Half the money will go directly to communities.
That idea grew out of a summit held in Iqaluit in May 2016 with representatives from across Nunavut to share ideas on what was working and what else was needed, said David Lawson, an RCMP officer who is president of the Embrace Life Council. His group helped produce the plan along with the Nunavut government, RCMP and other organizations.
People at the summit noted it was difficult for local groups with ideas for solutions to slog through the paperwork and proposals they needed to complete in order to secure funding.
The five-year plan dedicates $16 million to community programs, large or small, that help prevent suicide — anything from mental health services and prenatal care to early childhood education.
‘Our communities know what they need’
Solomon Nasook of Hall Beach, Nunavut, is pleased.
Two years ago, while working as a guard in RCMP cells, he applied for $26,000 to start a men’s group.
Today, it’s one of the most successful programs in Nunavut.

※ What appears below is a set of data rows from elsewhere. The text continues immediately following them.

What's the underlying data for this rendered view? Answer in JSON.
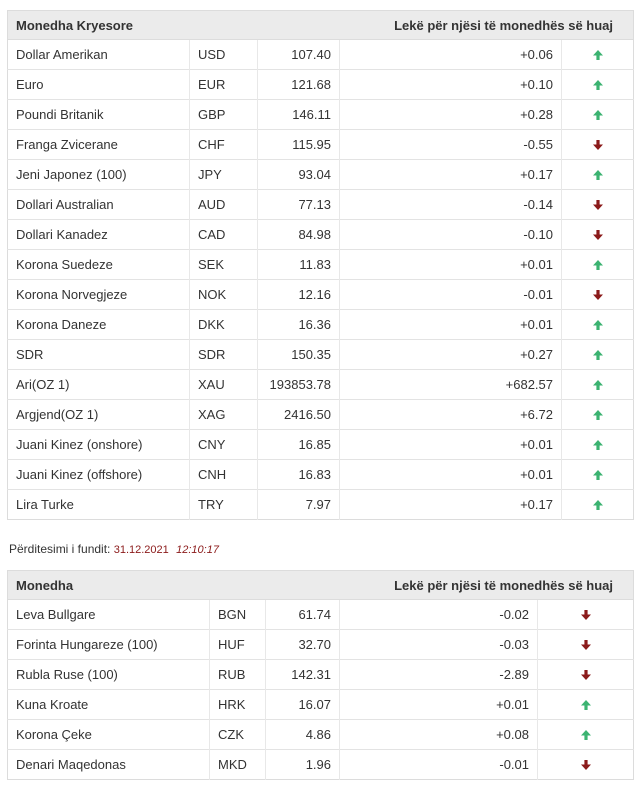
{
  "main_table": {
    "header_currency": "Monedha Kryesore",
    "header_rate": "Lekë për njësi të monedhës së huaj",
    "rows": [
      {
        "name": "Dollar Amerikan",
        "code": "USD",
        "rate": "107.40",
        "change": "+0.06",
        "dir": "up"
      },
      {
        "name": "Euro",
        "code": "EUR",
        "rate": "121.68",
        "change": "+0.10",
        "dir": "up"
      },
      {
        "name": "Poundi Britanik",
        "code": "GBP",
        "rate": "146.11",
        "change": "+0.28",
        "dir": "up"
      },
      {
        "name": "Franga Zvicerane",
        "code": "CHF",
        "rate": "115.95",
        "change": "-0.55",
        "dir": "down"
      },
      {
        "name": "Jeni Japonez (100)",
        "code": "JPY",
        "rate": "93.04",
        "change": "+0.17",
        "dir": "up"
      },
      {
        "name": "Dollari Australian",
        "code": "AUD",
        "rate": "77.13",
        "change": "-0.14",
        "dir": "down"
      },
      {
        "name": "Dollari Kanadez",
        "code": "CAD",
        "rate": "84.98",
        "change": "-0.10",
        "dir": "down"
      },
      {
        "name": "Korona Suedeze",
        "code": "SEK",
        "rate": "11.83",
        "change": "+0.01",
        "dir": "up"
      },
      {
        "name": "Korona Norvegjeze",
        "code": "NOK",
        "rate": "12.16",
        "change": "-0.01",
        "dir": "down"
      },
      {
        "name": "Korona Daneze",
        "code": "DKK",
        "rate": "16.36",
        "change": "+0.01",
        "dir": "up"
      },
      {
        "name": "SDR",
        "code": "SDR",
        "rate": "150.35",
        "change": "+0.27",
        "dir": "up"
      },
      {
        "name": "Ari(OZ 1)",
        "code": "XAU",
        "rate": "193853.78",
        "change": "+682.57",
        "dir": "up"
      },
      {
        "name": "Argjend(OZ 1)",
        "code": "XAG",
        "rate": "2416.50",
        "change": "+6.72",
        "dir": "up"
      },
      {
        "name": "Juani Kinez (onshore)",
        "code": "CNY",
        "rate": "16.85",
        "change": "+0.01",
        "dir": "up"
      },
      {
        "name": "Juani Kinez (offshore)",
        "code": "CNH",
        "rate": "16.83",
        "change": "+0.01",
        "dir": "up"
      },
      {
        "name": "Lira Turke",
        "code": "TRY",
        "rate": "7.97",
        "change": "+0.17",
        "dir": "up"
      }
    ]
  },
  "last_update": {
    "label": "Përditesimi i fundit:",
    "date": "31.12.2021",
    "time": "12:10:17"
  },
  "other_table": {
    "header_currency": "Monedha",
    "header_rate": "Lekë për njësi të monedhës së huaj",
    "rows": [
      {
        "name": "Leva Bullgare",
        "code": "BGN",
        "rate": "61.74",
        "change": "-0.02",
        "dir": "down"
      },
      {
        "name": "Forinta Hungareze (100)",
        "code": "HUF",
        "rate": "32.70",
        "change": "-0.03",
        "dir": "down"
      },
      {
        "name": "Rubla Ruse (100)",
        "code": "RUB",
        "rate": "142.31",
        "change": "-2.89",
        "dir": "down"
      },
      {
        "name": "Kuna Kroate",
        "code": "HRK",
        "rate": "16.07",
        "change": "+0.01",
        "dir": "up"
      },
      {
        "name": "Korona Çeke",
        "code": "CZK",
        "rate": "4.86",
        "change": "+0.08",
        "dir": "up"
      },
      {
        "name": "Denari Maqedonas",
        "code": "MKD",
        "rate": "1.96",
        "change": "-0.01",
        "dir": "down"
      }
    ]
  },
  "colors": {
    "up_arrow": "#3cb371",
    "down_arrow": "#8b1a1a"
  },
  "icons": {
    "up": "arrow-up-icon",
    "down": "arrow-down-icon"
  }
}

“Getting the men to talk about their problems,” he said. “Letting it out. Doing one-on-one, I think that helped a lot. We took them out for one-week trips, either fishing or caribou hunting, or both. And they all came back a lot happier, and that’s when things started changing.”
Canada’s average annual suicide rate is 11 per 100,000 people, but Nunavut’s rate is 117. For Inuit males between 15 and 29, the rate is almost 40 times the national figure.